The Nigerian naira maintained stability at the official exchange window on Wednesday, closing at N1,602/$1, the same rate recorded on Tuesday.
This signals a continuation of the Central Bank of Nigeria’s (CBN) recent efforts to stabilize the currency amid ongoing economic headwinds and inflationary pressures.
According to official data from the CBN website, the currency had closed at N1,596/$1 on Monday before settling at N1,602/$1 on both Tuesday and Wednesday.
Intra-day trading data revealed that the naira fluctuated between a high of N1,603.5/$1 and a low of N1,580/$1 on Wednesday.
This compares to Tuesday’s intra-day high and low of N1,602.02/$1 and N1,596.7/$1, respectively, reflecting minimal volatility and a narrow trading band.

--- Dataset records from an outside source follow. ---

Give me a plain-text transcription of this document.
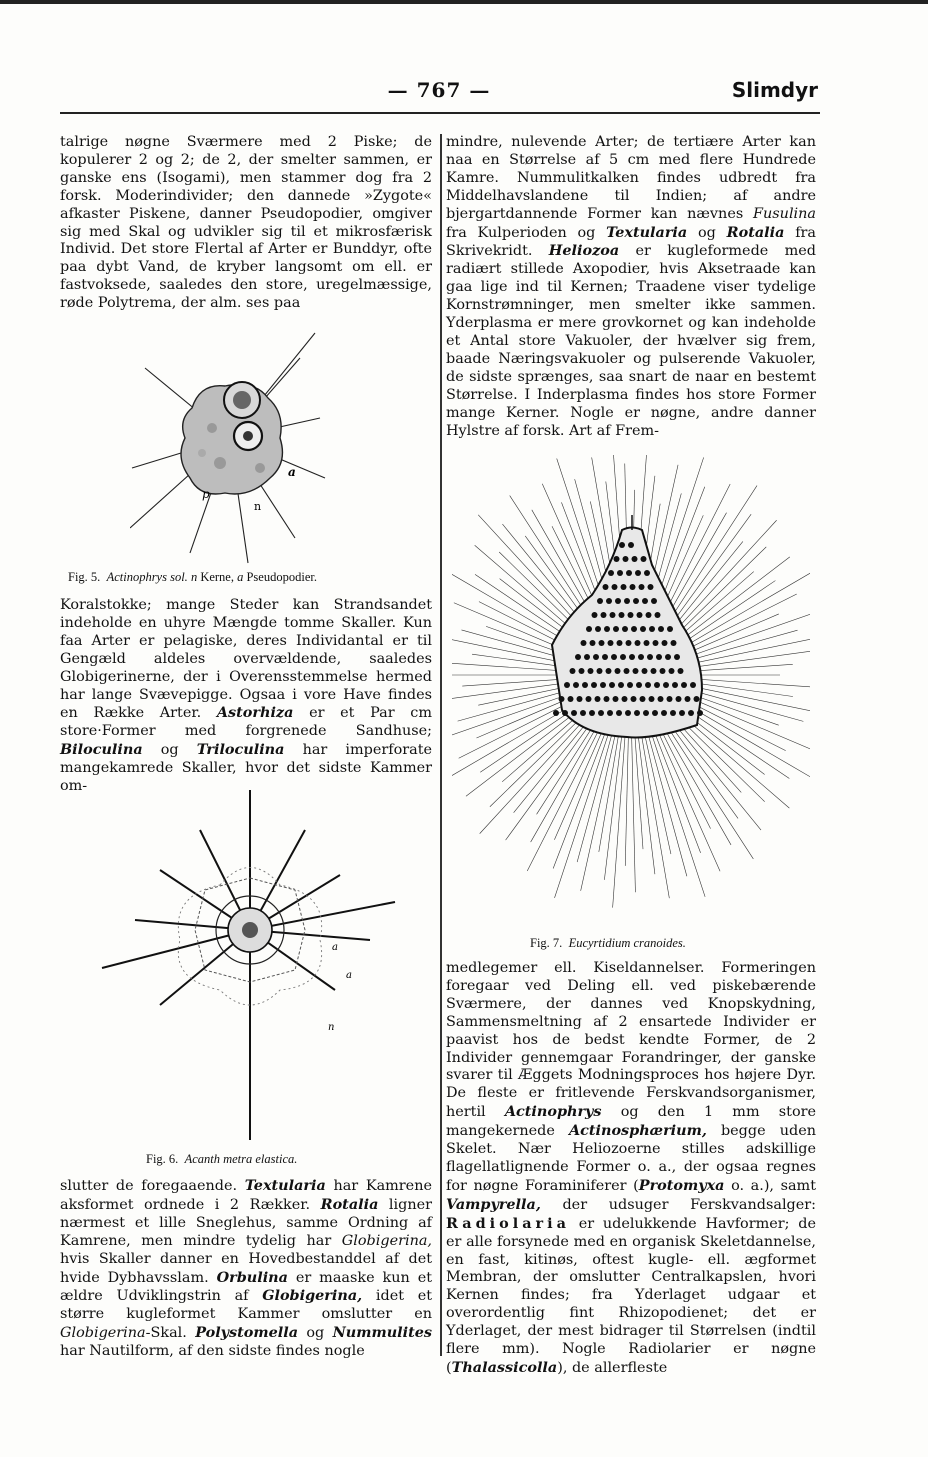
— 767 —	Slimdyr

talrige nøgne Sværmere med 2 Piske; de kopulerer 2 og 2; de 2, der smelter sammen, er ganske ens (Isogami), men stammer dog fra 2 forsk. Moderindivider; den dannede »Zygote« afkaster Piskene, danner Pseudopodier, omgiver sig med Skal og udvikler sig til et mikrosfærisk Individ. Det store Flertal af Arter er Bunddyr, ofte paa dybt Vand, de kryber langsomt om ell. er fastvoksede, saaledes den store, uregelmæssige, røde Polytrema, der alm. ses paa

p
n
a
Fig. 5. Actinophrys sol. n Kerne, a Pseudopodier.

Koralstokke; mange Steder kan Strandsandet indeholde en uhyre Mængde tomme Skaller. Kun faa Arter er pelagiske, deres Individantal er til Gengæld aldeles overvældende, saaledes Globigerinerne, der i Overensstemmelse hermed har lange Svævepigge. Ogsaa i vore Have findes en Række Arter. Astorhiza er et Par cm store·Former med forgrenede Sandhuse; Biloculina og Triloculina har imperforate mangekamrede Skaller, hvor det sidste Kammer om-

a
a
n
Fig. 6. Acanth metra elastica.

slutter de foregaaende. Textularia har Kamrene aksformet ordnede i 2 Rækker. Rotalia ligner nærmest et lille Sneglehus, samme Ordning af Kamrene, men mindre tydelig har Globigerina, hvis Skaller danner en Hovedbestanddel af det hvide Dybhavsslam. Orbulina er maaske kun et ældre Udviklingstrin af Globigerina, idet et større kugleformet Kammer omslutter en Globigerina-Skal. Polystomella og Nummulites har Nautilform, af den sidste findes nogle

mindre, nulevende Arter; de tertiære Arter kan naa en Størrelse af 5 cm med flere Hundrede Kamre. Nummulitkalken findes udbredt fra Middelhavslandene til Indien; af andre bjergartdannende Former kan nævnes Fusulina fra Kulperioden og Textularia og Rotalia fra Skrivekridt. Heliozoa er kugleformede med radiært stillede Axopodier, hvis Aksetraade kan gaa lige ind til Kernen; Traadene viser tydelige Kornstrømninger, men smelter ikke sammen. Yderplasma er mere grovkornet og kan indeholde et Antal store Vakuoler, der hvælver sig frem, baade Næringsvakuoler og pulserende Vakuoler, de sidste sprænges, saa snart de naar en bestemt Størrelse. I Inderplasma findes hos store Former mange Kerner. Nogle er nøgne, andre danner Hylstre af forsk. Art af Frem-

Fig. 7. Eucyrtidium cranoides.

medlegemer ell. Kiseldannelser. Formeringen foregaar ved Deling ell. ved piskebærende Sværmere, der dannes ved Knopskydning, Sammensmeltning af 2 ensartede Individer er paavist hos de bedst kendte Former, de 2 Individer gennemgaar Forandringer, der ganske svarer til Æggets Modningsproces hos højere Dyr. De fleste er fritlevende Ferskvandsorganismer, hertil Actinophrys og den 1 mm store mangekernede Actinosphærium, begge uden Skelet. Nær Heliozoerne stilles adskillige flagellatlignende Former o. a., der ogsaa regnes for nøgne Foraminiferer (Protomyxa o. a.), samt Vampyrella, der udsuger Ferskvandsalger: Radiolaria er udelukkende Havformer; de er alle forsynede med en organisk Skeletdannelse, en fast, kitinøs, oftest kugle- ell. ægformet Membran, der omslutter Centralkapslen, hvori Kernen findes; fra Yderlaget udgaar et overordentlig fint Rhizopodienet; det er Yderlaget, der mest bidrager til Størrelsen (indtil flere mm). Nogle Radiolarier er nøgne (Thalassicolla), de allerfleste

The average exchange rate stood at N1,599.5/$1 on Wednesday, slightly lower than the N1,600.04/$1 recorded on Tuesday, according to data available on the CBN’s official website.
Against other major currencies, the naira posted the following rates at the official market on Wednesday:
- British Pound Sterling: N2,129.66
- Euro: N1,814.31
- Swiss Franc: N1,938.44
Movement in the parallel market
Meanwhile, in the parallel (black) market, the naira traded at N1,608/$1 on Wednesday, slightly strengthening from N1,610/$1 recorded on Tuesday but down from N1,605/$1 on Monday.
- This sustained divergence between the official and unofficial rates — currently at N6 per dollar — has sparked renewed concerns among analysts and market participants about the persistence of arbitrage opportunities and speculative trading, which continue to exert pressure on the foreign exchange market.
- Nairametrics reports that despite the CBN’s tightening policies and interventions to increase liquidity and attract foreign inflows, the widening spread between the official and black market rates remains a critical issue.
- Analysts say the situation also raises questions about the effectiveness of the ongoing FX reforms in fully unifying the market and eliminating distortions.
More insights
- Speaking at a joint media briefing on the last day of the 2025 International Monetary Fund (IMF) and World Bank Spring Meetings in Washington, D.C., the finance minister and the CBN governor presented a bullish outlook for the country’s economy.
- Also, the apex bank raised a total of N804.85 billion at its Open Market Operations (OMO) auction held recently, as investors continue to show a strong appetite for high-yield securities amid persistent excess liquidity in the financial system and elevated inflation expectations.
- In an earlier auction round, the CBN offered N500 billion across two maturities and ended up raising N1.008 trillion following a 102% oversubscription.
- The previous auction’s longer tenor—the 319-day bill—was the most sought-after, and its momentum appears to have carried over into the current auction.
Nairametrics recently reported that CBN directed all banks operating in the country to adopt the Pan-African Payment and Settlement System (PAPSS) and commence originating transactions under the new framework, as part of efforts to deepen intra-African trade and improve cross-border payment efficiency.